I can’t open my inbox these days without someone telling me about the European Union, General Data Protection Regulation (GDPR), the content of these emails ranging from the complex to the scaremongering.
However, what I don’t see are the ones extolling the positives of the regulation.
In my humble opinion, GDPR is a driver for some very positive change in the way that we as businesses, use the data that we have and will continue to collect in ever-growing amounts.
I’m sure we’ve all heard how data is the new gold, oil, etc, and to many of us our data is among the most valuable assets we hold and as I heard recently “the ability to gain actionable insights from data is what will separate us from our competition.” I personally believe this to be true, the businesses that know how to manage and gain value from their data will be the ones that are the success stories of the future.

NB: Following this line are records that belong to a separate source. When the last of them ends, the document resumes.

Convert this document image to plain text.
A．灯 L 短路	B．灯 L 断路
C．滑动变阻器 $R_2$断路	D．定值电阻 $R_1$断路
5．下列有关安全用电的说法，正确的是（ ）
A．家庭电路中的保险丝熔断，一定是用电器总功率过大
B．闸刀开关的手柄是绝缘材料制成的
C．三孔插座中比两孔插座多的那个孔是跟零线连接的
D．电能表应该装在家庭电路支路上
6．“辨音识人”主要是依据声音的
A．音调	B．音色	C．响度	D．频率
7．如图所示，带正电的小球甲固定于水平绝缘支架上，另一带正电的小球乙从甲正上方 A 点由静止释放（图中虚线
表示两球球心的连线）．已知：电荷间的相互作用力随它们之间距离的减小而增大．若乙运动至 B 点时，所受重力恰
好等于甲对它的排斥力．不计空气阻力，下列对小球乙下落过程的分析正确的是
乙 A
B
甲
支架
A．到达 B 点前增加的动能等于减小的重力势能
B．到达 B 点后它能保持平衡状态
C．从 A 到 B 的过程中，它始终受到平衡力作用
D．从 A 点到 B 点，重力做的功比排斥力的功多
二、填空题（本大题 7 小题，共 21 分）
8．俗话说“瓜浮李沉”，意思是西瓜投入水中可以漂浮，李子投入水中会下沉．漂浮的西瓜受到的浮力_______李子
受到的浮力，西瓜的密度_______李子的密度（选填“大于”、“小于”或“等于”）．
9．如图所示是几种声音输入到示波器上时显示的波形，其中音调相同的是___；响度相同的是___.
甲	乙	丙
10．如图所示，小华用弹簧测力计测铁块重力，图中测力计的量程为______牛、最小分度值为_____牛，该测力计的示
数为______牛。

If data is such an asset, then…
Why do we keep hearing stories about high profile data breaches, such as Equifax and Deloitte, where sensitive information has found itself in the public domain? If data is an asset, then why are we so lax with its security? Are we that lax with other assets?
Data is hard
The problem is, that managing data is hard, we don’t know what we have, where it is, who has access, and when or even if they access it. This lack of insight makes securing and managing data a huge challenge — and why the idea of more stringent regulation is a frightening prospect for many.
Why is GDPR a good thing?
The GDPR is going to force organizations to address these problems head-on, something that, for many of us, is long overdue. Although the regulation focuses on the privacy of “data subjects,” the principles can and should be applied to all of our data.
To be clear, GDPR is not a data management framework. Its scope is much wider than that. It is a legal and compliance framework and should be treated as such. But, while GDPR is “not an IT problem,” it’s certainly a technology challenge, and technology will be crucial in our ability to be compliant.
Why GDPR and technology is helpful
Even If GDPR did not demand our compliance, I would still thoroughly recommend it as a set of good practices that, if you’re serious about the value of your data, you should be following.
I believe the principles of the GDPR, along with smart technology choices, can positively revolutionize how we look after and get the very best from our data.
In the last 12 months or so, I’ve done a lot of work in this area and have found 4 key areas, where the GDPR alongside some appropriate technology choices has made a real difference.
As with any project, we start by fully understanding our current environment. How else are you going to manage, secure and control something if you don’t know what it looks like, to begin with?
Your first step should be to carry out a thorough data assessment, understand what you have, where it is, how much there is, if it’s looked at, what’s contained within it and of course, who, when, where and why it’s accessed.
This is crucial in allowing us to decide what data is important, what you need to keep and what you can dispose of. This is not only valuable for compliance but has commercial implications as well: why take on the costs of storing, protecting and securing stuff that nobody even looks at?
It’s too easy to look at our users as the weakness in our security strategy when they should be our strength. They won’t ever be, however, if we don’t encourage, educate and train them.
Technology can help provide training, develop simple-to-use document repositories or keep them on their toes with regular orchestrated phishing tests. This helps users develop skills, keeps them aware and allows us to develop metrics against which we can measure our success.
We must move away from the annual “lunch and learn” briefing and realize we need tools that allow us to continually educate.
The GDPR places a major focus on our ability to identify breaches quickly and accurately and be able to report on exactly what data we have lost. Traditionally this is an area in which business have been lacking, taking weeks, months or maybe even years to be aware of a breach. In a world where we are ever more data-reliant, this cannot be acceptable.
Technology is the only way to meet these stringent reporting requirements. How else will you know the when, where and how of a breach?
But technology isn’t only about reporting. The ability to have such visibility of data usage — the who, where and when of access — will allow us to quickly detect and stop a breach, or at least reduce its impact.
4. Data protection by design
This is perhaps the most positive part of GDPR, as it will encourage us to build data protection into the very core of our infrastructure, systems and data repositories. Whether on-prem or in the cloud, under our control or a service providers, security has to be at the heart of our design — not an afterthought.
We need to use this as an opportunity to encourage cultural change, one where the importance of our data is not underestimated, where maintaining its integrity, security and privacy is a priority for everyone, not just IT.
Is the GDPR a lot of work? Yes.
Is it worth it? In my opinion, 100%, yes — GDPR is a real positive driver for a long overdue and crucial change and should be embraced.